Harrigan, blazing with rage, flung his coat from him as Ross came up. The men drew back, whispering as Ross took off his coat, folded it and handed it to Avery. The young man’s cool deliberation impressed them.

Harrigan rushed at Ross, who dropped quickly to one knee as the Irishman’s flail-like swing whistled over his head. Before Harrigan could recover his poise, Ross shot up and drove a clean, straight blow to Harrigan’s stomach. The Irishman grunted and one of the men laughed. He drew back and came on again, both arms going. Ross circled his opponent, avoiding the slow, heavy blows easily.

“Damn you!” panted Harrigan, “stand up and take your dose—”

Ross lashed a quick stinging fist to the other’s face, and jumped back as Harrigan, head down, swung a blow that would have annihilated an ox, had it landed, but David leaped back, and as Harrigan staggered from the force of his own blow, he leaped in again. There was a flash and a thud.

The Irishman wiped the blood from his lips, and shaking his head, charged at Ross as though he would bear him down by sheer weight. Contrary to the expectations of the excited woodsmen, Ross, stooping a little, ran at Harrigan and they met with a sickening crash of blows that made the onlookers groan. Ross staggered away from his opponent, his left arm hanging nervelessly at his side. As Harrigan recovered breath and lunged at him again, Ross circled away rubbing his shoulder.

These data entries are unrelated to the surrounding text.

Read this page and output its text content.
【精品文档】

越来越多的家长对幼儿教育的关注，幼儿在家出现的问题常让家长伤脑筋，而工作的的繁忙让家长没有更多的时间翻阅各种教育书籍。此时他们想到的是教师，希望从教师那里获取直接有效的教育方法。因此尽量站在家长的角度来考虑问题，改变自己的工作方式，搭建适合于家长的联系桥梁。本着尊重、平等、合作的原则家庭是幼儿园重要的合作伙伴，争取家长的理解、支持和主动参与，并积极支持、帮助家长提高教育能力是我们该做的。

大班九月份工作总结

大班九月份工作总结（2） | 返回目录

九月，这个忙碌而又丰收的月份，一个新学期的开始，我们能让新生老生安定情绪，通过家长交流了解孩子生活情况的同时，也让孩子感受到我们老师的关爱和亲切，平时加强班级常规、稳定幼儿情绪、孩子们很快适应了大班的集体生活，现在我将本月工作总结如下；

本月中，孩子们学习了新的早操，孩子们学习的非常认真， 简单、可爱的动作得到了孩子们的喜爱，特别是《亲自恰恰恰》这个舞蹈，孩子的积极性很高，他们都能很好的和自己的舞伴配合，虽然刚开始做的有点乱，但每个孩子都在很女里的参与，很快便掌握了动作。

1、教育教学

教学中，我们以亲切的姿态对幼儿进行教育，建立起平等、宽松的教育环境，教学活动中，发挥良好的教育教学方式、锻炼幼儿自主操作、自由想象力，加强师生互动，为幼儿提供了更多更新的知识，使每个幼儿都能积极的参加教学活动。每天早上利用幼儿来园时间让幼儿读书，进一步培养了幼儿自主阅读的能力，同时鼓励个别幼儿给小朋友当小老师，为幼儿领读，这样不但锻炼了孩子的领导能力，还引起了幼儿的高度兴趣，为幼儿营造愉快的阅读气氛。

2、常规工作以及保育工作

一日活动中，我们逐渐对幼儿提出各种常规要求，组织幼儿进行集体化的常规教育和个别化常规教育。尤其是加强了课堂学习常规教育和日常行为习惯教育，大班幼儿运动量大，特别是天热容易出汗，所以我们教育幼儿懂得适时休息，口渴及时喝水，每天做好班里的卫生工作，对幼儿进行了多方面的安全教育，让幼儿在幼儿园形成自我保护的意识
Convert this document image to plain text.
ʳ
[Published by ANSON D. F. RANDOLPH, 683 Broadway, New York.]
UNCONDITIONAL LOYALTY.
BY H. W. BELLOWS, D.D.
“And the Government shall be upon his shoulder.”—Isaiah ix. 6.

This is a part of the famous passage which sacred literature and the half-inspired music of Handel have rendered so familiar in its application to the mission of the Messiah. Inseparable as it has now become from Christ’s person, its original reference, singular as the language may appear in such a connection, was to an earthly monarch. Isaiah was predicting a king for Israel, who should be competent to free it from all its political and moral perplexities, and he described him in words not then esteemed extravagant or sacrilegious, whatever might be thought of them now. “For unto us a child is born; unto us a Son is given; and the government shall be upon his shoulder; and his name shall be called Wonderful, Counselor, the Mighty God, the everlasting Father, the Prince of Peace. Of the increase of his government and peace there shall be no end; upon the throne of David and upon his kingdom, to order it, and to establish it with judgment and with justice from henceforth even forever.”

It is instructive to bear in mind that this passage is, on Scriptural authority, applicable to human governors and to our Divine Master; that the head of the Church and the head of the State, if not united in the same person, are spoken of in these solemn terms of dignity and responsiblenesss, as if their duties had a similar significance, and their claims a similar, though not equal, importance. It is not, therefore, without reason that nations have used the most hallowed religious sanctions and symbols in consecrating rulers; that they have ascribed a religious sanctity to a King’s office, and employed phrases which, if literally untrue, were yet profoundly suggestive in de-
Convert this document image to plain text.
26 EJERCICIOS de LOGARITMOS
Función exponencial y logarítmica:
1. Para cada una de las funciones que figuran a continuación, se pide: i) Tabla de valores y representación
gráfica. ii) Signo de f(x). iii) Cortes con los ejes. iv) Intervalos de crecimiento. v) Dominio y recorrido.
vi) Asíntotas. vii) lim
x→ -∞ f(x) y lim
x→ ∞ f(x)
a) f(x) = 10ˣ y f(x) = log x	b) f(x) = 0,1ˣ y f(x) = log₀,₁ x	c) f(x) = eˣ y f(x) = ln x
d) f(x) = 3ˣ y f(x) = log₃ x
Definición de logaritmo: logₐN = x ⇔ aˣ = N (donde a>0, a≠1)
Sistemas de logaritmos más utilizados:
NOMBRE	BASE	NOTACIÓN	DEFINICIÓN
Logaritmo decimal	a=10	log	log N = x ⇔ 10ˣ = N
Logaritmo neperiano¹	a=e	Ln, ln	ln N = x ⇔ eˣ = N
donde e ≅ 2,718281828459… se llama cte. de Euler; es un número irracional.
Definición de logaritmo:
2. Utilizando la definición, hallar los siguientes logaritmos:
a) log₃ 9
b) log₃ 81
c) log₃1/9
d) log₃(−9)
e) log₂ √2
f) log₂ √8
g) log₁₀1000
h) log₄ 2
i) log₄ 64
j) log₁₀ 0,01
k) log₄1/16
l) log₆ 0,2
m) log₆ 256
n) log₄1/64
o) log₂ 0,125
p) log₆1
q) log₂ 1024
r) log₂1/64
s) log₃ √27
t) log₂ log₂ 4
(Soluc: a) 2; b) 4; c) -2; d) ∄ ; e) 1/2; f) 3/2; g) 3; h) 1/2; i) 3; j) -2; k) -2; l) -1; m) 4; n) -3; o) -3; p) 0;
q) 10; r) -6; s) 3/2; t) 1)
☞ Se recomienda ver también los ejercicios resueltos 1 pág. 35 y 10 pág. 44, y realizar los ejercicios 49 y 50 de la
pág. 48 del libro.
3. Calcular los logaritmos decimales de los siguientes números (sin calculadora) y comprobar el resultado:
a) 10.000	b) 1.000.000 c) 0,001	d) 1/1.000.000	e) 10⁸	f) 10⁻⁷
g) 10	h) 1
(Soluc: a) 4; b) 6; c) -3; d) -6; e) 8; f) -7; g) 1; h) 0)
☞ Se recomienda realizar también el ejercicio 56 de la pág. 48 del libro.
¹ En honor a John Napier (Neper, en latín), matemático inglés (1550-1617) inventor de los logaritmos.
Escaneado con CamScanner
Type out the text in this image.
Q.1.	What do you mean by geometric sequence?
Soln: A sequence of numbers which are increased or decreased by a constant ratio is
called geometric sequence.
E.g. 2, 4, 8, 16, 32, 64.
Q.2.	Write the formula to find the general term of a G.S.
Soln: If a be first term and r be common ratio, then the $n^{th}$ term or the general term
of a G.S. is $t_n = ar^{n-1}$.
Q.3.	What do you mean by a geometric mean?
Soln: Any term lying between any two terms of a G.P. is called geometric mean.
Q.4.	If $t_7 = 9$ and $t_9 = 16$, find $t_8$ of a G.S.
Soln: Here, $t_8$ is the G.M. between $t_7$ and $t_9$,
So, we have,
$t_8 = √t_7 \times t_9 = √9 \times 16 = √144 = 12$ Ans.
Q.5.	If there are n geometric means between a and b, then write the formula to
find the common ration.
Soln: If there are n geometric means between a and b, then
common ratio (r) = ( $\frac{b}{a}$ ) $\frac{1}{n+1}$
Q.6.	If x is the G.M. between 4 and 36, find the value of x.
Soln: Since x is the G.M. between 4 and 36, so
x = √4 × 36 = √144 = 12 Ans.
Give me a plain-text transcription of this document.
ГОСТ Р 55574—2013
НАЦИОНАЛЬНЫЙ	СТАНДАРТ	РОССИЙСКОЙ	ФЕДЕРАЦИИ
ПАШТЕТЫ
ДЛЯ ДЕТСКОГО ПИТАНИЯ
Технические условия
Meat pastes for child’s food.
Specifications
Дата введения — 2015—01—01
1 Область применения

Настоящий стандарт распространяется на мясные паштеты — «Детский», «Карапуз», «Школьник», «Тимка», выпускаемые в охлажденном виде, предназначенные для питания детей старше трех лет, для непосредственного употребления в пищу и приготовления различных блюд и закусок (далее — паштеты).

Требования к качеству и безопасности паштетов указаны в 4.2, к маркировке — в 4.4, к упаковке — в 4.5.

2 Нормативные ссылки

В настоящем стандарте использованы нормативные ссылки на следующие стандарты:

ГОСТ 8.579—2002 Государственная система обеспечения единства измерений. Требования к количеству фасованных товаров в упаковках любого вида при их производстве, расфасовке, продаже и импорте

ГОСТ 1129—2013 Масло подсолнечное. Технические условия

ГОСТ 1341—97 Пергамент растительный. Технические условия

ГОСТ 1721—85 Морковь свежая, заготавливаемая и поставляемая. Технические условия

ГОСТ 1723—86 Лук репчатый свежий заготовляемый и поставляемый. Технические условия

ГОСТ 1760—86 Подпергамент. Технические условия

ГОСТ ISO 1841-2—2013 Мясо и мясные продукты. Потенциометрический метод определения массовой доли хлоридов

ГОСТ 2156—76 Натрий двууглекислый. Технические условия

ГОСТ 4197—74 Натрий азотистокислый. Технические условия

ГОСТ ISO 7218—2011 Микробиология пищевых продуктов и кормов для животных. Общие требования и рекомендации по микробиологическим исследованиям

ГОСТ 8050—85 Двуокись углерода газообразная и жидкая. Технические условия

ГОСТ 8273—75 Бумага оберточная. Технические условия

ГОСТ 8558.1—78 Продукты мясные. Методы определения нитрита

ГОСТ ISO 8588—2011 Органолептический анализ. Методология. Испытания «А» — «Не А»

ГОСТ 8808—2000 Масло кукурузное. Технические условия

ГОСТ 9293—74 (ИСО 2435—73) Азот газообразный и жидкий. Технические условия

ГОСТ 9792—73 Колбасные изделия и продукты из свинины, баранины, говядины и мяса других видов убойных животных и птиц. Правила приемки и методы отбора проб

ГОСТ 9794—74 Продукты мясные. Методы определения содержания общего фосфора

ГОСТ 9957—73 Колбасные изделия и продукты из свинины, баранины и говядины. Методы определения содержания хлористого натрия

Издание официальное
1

Harrigan’s swollen lips grinned hideously. “Now, you pup—”

He swung his right arm, and as he did so Avery shouted, “Watch out fur his boots!”

David’s apparently useless left arm shot down as Harrigan drew up his knee and drove his boot at the other’s abdomen. Ross caught Harrigan’s ankle and jerked it toward him. The Irishman crashed to the ground and lay still.

With a deliberation that held the men breathless, Ross strode to the fallen man and stood over him. Harrigan got to his knees.